| Type: | Package | 
| Title: | Network-Guided Penalized Regression (NetGreg) | 
| Version: | 0.0.2 | 
| Description: | A network-guided penalized regression framework that integrates network characteristics from Gaussian graphical models with partial penalization, accounting for both network structure (hubs and non-hubs) and clinical covariates in high-dimensional omics data, including transcriptomics and proteomics. The full methodological details can be found in our recent preprint by Ahn S and Oh EJ (2025) <doi:10.48550/arXiv.2505.22986>. | 
| License: | GPL-3 | 
| Encoding: | UTF-8 | 
| RoxygenNote: | 7.3.2 | 
| Depends: | R (≥ 3.5.0) | 
| Imports: | huge, glmnet, dplyr, stats, plsgenomics | 
| Suggests: | knitr, rmarkdown, testthat (≥ 3.0.0) | 
| NeedsCompilation: | no | 
| Packaged: | 2025-05-30 04:40:17 UTC; seungjunahn | 
| Author: | Seungjun Ahn | 
| Maintainer: | Seungjun Ahn <seungjun.ahn@mountsinai.org> | 
| Repository: | CRAN | 
| Date/Publication: | 2025-06-03 09:30:12 UTC | 
NetworkGuided
Description
A main function to obtain network-guided penalized regression coefficient estimates.
Usage
NetworkGuided(Y, X, hubs, Z, nfolds = 5)
Arguments
| Y | A continuous outcome variable. | 
| X | A data matrix of dimension n x p representing samples (rows) by features (columns). | 
| hubs | A vector of hubs idenfitied through identifyHubs function from our package. | 
| Z | A matrix of clinical or demographic covariates. | 
| nfolds | A user-specified numeric value for k-fold cross-validation. | 
Value
A vector of network-guided penalized regression coefficients.
Examples
library(plsgenomics)
data(Colon) ## Data from plsgenomics R package
X = data.frame(Colon$X[,1:100]) ## The first 100 genes
Z = data.frame(Colon$X[,101:102]) ## Two clinical covariates
colnames(Z) = c("Z1", "Z2")
Y = as.vector(Colon$X[,1000])  ## Continuous outcome variable
## Apply identifyHubs():
preNG = identifyHubs(X=X, delta=0.05, tau=5, ebic.gamma = 0.1)
## Explore preNG results:
hubs = preNG$hubs ## Returns the names of the identified hub nodes.
## Use our main NetworkGuided function, to obtain network-guided
## penalized regression coefficient estimates.

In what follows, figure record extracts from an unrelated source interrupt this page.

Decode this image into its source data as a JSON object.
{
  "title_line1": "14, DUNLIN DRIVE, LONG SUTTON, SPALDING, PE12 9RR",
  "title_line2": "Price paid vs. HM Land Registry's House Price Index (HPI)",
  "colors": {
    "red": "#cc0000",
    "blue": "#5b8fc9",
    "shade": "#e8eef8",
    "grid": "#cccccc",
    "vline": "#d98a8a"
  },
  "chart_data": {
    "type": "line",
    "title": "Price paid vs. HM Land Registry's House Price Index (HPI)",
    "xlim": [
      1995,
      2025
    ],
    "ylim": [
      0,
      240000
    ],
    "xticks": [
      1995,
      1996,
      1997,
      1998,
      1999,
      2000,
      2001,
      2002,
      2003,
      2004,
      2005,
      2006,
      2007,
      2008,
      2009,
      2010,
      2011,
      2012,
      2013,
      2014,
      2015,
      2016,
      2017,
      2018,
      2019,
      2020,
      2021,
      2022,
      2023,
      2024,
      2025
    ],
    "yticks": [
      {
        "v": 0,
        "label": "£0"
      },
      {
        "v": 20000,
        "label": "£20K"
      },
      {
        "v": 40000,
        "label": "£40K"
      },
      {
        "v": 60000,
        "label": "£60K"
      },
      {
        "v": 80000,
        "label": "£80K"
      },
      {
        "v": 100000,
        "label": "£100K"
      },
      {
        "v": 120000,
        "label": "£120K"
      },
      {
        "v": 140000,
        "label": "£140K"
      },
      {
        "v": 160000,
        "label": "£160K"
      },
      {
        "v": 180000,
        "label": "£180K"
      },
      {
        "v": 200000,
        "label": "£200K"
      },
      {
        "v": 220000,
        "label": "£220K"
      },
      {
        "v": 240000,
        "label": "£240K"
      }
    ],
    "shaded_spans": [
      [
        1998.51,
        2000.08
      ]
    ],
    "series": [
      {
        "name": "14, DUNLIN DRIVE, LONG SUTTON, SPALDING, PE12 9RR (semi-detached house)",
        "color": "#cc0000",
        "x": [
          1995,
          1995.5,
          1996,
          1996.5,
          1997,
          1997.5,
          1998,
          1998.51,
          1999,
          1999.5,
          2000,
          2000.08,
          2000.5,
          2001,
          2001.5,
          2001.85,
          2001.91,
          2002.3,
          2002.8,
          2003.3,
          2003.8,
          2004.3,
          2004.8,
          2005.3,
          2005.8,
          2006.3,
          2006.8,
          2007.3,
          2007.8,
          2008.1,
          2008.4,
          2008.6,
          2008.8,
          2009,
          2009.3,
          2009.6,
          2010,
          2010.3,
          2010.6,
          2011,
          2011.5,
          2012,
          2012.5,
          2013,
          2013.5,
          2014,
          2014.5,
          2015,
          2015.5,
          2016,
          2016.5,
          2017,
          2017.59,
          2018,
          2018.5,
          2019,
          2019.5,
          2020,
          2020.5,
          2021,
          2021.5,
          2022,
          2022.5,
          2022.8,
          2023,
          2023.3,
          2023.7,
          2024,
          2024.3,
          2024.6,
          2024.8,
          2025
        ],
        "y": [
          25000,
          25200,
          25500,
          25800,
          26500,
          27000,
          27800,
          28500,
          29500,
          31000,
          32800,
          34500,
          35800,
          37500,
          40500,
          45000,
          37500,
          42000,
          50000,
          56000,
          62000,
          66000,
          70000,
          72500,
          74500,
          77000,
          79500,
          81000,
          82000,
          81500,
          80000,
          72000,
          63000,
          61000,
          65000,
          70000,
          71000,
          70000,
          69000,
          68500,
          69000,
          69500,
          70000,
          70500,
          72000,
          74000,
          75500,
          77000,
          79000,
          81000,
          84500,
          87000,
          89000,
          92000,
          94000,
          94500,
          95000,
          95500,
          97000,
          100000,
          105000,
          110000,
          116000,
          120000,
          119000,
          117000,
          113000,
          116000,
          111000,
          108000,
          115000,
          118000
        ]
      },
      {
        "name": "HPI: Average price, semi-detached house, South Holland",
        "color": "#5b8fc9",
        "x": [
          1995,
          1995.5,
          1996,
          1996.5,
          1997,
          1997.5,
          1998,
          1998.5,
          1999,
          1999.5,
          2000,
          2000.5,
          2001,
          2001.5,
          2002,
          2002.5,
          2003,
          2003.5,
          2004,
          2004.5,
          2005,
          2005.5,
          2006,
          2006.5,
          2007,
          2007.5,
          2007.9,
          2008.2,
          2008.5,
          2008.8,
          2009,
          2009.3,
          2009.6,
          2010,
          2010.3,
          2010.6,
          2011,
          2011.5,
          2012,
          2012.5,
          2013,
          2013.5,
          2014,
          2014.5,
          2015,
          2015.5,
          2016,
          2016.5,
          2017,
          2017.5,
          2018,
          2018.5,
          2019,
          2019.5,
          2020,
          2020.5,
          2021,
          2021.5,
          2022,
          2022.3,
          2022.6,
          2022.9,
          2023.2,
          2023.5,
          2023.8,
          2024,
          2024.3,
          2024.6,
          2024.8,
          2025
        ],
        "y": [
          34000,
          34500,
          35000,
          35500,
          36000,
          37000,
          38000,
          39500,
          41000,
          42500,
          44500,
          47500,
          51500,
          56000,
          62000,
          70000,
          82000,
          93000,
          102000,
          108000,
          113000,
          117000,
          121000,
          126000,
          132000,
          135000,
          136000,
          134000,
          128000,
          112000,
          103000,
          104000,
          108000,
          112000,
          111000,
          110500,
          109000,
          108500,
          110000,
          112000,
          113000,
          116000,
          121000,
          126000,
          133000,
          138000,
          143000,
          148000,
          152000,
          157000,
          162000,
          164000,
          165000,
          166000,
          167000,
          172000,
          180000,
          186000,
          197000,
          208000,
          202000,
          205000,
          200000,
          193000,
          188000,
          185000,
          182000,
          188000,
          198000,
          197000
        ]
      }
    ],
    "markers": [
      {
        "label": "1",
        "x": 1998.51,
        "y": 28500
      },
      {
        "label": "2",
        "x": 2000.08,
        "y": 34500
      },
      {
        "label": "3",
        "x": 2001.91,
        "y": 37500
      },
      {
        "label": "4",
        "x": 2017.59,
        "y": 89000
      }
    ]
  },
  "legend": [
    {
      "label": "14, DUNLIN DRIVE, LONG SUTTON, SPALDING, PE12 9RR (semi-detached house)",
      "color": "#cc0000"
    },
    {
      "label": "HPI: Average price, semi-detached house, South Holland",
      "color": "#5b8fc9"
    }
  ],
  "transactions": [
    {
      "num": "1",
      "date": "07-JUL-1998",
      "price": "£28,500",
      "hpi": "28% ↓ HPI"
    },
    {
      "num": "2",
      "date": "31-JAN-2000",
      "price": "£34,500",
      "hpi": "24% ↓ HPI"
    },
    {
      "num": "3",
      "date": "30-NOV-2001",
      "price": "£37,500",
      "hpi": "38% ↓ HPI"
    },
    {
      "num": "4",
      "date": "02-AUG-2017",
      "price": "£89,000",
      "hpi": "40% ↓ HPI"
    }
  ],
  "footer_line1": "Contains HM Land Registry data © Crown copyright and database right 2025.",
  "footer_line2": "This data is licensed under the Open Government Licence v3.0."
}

NG = NetworkGuided(Y=Y, X=X, hubs=preNG$hubs, Z=Z, nfolds=5)
NG$coef
identifyHubs
Description
A function to identify hub nodes (i.e., genes or proteins) from high-dimensional data using network-based criteria.
Usage
identifyHubs(X, delta, tau, ebic.gamma = 0.1)
Arguments
| X | A data matrix of dimension n x p representing samples (rows) by features (columns). | 
| delta | A numeric value indicating the proportion of nodes to considered as hubs in a network. | 
| tau | A user-specified cutoff for the number of hubs. | 
| ebic.gamma | A numeric value specifying the tuning parameter for the extended Bayesian information criterion (eBIC) used in network estimation. | 
Value
A list containing (1) the selected sparse graph structure and model selection results; (2) a data frame of feature names with their associated network characteristics (e.g., degree centrality); and (3) a character vector of top-ranked hub features (e.g., hub genes or proteins).
Examples
library(plsgenomics)
data(Colon) ## Data from plsgenomics R package
X = data.frame(Colon$X[,1:100]) ## The first 100 genes
Z = data.frame(Colon$X[,101:102]) ## Two clinical covariates
colnames(Z) = c("Z1", "Z2")
Y = as.vector(Colon$X[,1000])  ## Continuous outcome variable
## Apply identifyHubs():
preNG = identifyHubs(X=X, delta=0.05, tau=5, ebic.gamma = 0.1)
## Explore preNG results:
## To display the degree centrality for each node,
## sorted from strongest to weakest.
preNG$assoResults
preNG$hubs ## Returns the names of the identified hub nodes.